Final answer:
The system of inequalities representing the number of quarters, q, and the number of dimes, d, that Mai could have is: 0.25q + 0.10d >= 2.00 (at least 10 coins are taken out of the jar), q >= 10 (less than $2.00), and d >= 10.
Step-by-step explanation:
The correct answer is:
a. The system of inequalities representing the number of quarters, q, and the number of dimes, d, that Mai could have is:
0.25q + 0.10d ≥ 2.00 (at least 10 coins are taken out of the jar)
q ≥ 10 (less than $2.00)
d ≥ 10
b.

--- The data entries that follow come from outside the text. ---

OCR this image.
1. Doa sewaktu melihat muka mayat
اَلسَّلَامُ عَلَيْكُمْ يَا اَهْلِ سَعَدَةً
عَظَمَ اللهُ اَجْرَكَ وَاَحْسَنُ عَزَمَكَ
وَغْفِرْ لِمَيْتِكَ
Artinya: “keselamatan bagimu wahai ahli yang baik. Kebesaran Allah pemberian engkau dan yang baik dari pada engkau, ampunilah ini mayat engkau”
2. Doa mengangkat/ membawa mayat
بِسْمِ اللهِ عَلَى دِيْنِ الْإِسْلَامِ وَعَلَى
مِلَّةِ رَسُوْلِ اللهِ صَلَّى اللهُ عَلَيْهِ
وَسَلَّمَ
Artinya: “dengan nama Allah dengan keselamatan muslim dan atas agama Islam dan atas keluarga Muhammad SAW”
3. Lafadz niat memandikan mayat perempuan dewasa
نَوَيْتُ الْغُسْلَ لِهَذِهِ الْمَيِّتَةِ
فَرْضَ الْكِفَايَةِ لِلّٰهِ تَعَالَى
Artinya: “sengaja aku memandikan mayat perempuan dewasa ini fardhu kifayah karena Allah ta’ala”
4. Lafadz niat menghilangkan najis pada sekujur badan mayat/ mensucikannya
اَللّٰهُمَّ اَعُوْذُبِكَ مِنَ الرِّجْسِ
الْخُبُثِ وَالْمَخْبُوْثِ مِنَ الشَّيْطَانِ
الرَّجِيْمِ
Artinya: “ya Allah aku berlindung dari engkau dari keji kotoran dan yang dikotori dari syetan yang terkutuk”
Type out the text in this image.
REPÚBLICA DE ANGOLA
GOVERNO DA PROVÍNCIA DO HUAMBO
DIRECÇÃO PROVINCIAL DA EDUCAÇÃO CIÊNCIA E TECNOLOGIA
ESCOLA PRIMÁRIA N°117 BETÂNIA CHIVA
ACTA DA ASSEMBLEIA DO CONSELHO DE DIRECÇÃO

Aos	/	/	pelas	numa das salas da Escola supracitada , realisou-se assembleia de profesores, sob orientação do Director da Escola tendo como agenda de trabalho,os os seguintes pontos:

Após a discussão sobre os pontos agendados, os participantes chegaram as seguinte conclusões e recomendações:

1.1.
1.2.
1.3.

Let's check if Mai could have each of the following combinations of coins:
i. 3 quarters and 12 dimes:
We substitute q = 3 and d = 12 into the inequalities:
0.25(3) + 0.10(12) = 0.75 + 1.20 = 1.95 < 2.00
The combination satisfies the inequalities, so it is possible.
ii. 4 quarters and 10 dimes:
We substitute q = 4 and d = 10 into the inequalities:
0.25(4) + 0.10(10) = 1.00 + 1.00 = 2.00 ≥ 2.00
The combination does not satisfy the inequalities as it is equal to $2.00, so it is not possible under the constraint of having less than $2.00.
iii. 2 quarters and 5 dimes:
We substitute q = 2 and d = 5 into the inequalities:
0.25(2) + 0.10(5) = 0.50 + 0.50 = 1.00 < 2.00
The combination satisfies the inequalities, so it is possible.